The skills required to answer both types of Reasoning Within the Text questions may sound like a long list of possible critical and analysis skills to have mastered, but they are skills you probably already have and use every day. Similar to your reactions when you hear someone trying to convince you about something, persuade you to think a particular way, or sell you something, these questions often invite you to doubt and then judge the author’s intentions and credibility. Questioning an author is a legitimate and often necessary analysis strategy that can serve test takers well when making sense of complex text. Answering these questions requires looking beyond contradictions or omission of facts or details to find clues such as vague or evasive terms or language that sounds self-aggrandizing, overblown, or otherwise suspect within the context of the passage.

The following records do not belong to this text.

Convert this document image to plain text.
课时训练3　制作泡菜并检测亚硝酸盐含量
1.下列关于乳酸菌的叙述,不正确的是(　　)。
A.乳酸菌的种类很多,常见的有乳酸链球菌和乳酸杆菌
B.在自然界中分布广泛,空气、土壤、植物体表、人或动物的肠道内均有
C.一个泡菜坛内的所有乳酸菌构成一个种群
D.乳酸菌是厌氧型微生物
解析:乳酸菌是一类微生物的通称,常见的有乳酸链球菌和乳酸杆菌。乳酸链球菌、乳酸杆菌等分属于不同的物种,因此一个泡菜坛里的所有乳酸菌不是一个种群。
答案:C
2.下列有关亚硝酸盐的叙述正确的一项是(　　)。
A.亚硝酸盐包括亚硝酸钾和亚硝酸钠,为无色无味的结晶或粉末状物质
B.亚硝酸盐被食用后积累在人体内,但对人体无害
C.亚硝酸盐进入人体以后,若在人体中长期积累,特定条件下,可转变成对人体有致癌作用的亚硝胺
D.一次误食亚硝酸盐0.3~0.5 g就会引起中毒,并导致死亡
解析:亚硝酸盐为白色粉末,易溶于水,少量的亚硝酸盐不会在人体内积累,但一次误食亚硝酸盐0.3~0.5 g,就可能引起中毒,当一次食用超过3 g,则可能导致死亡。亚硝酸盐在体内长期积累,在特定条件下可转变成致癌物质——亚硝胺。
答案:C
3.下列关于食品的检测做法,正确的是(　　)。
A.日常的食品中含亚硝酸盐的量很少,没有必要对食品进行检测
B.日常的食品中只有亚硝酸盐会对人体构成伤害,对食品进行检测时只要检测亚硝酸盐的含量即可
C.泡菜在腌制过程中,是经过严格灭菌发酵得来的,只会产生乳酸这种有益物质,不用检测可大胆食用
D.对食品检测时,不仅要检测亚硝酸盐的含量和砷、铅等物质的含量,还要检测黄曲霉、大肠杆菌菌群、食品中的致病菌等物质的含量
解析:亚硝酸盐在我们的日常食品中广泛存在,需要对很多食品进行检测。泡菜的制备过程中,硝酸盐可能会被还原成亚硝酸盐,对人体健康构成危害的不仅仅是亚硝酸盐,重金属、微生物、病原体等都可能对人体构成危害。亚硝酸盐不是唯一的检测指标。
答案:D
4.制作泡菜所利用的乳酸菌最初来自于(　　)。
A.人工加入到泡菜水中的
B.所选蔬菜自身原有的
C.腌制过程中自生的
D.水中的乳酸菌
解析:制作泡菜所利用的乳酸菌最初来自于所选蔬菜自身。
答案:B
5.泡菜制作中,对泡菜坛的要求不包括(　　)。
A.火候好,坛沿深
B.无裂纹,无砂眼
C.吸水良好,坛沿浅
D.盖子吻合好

Credible sources — essayists, scientists, lecturers, even pundits — should be both authoritative and objective and should clearly demonstrate expertise. Blatant, one-sided arguments and rigid points of view are easy to identify, but some authors are more nuanced in presenting biased ideas in the guise of objectivity. The key to identifying bias lies in identifying the author’s treatment of ideas, which you achieve by analyzing and evaluating different aspects of the passage. For example, an author who uses demeaning stereotypes or derogatory labels is not likely to be a source of objective, judicious analysis.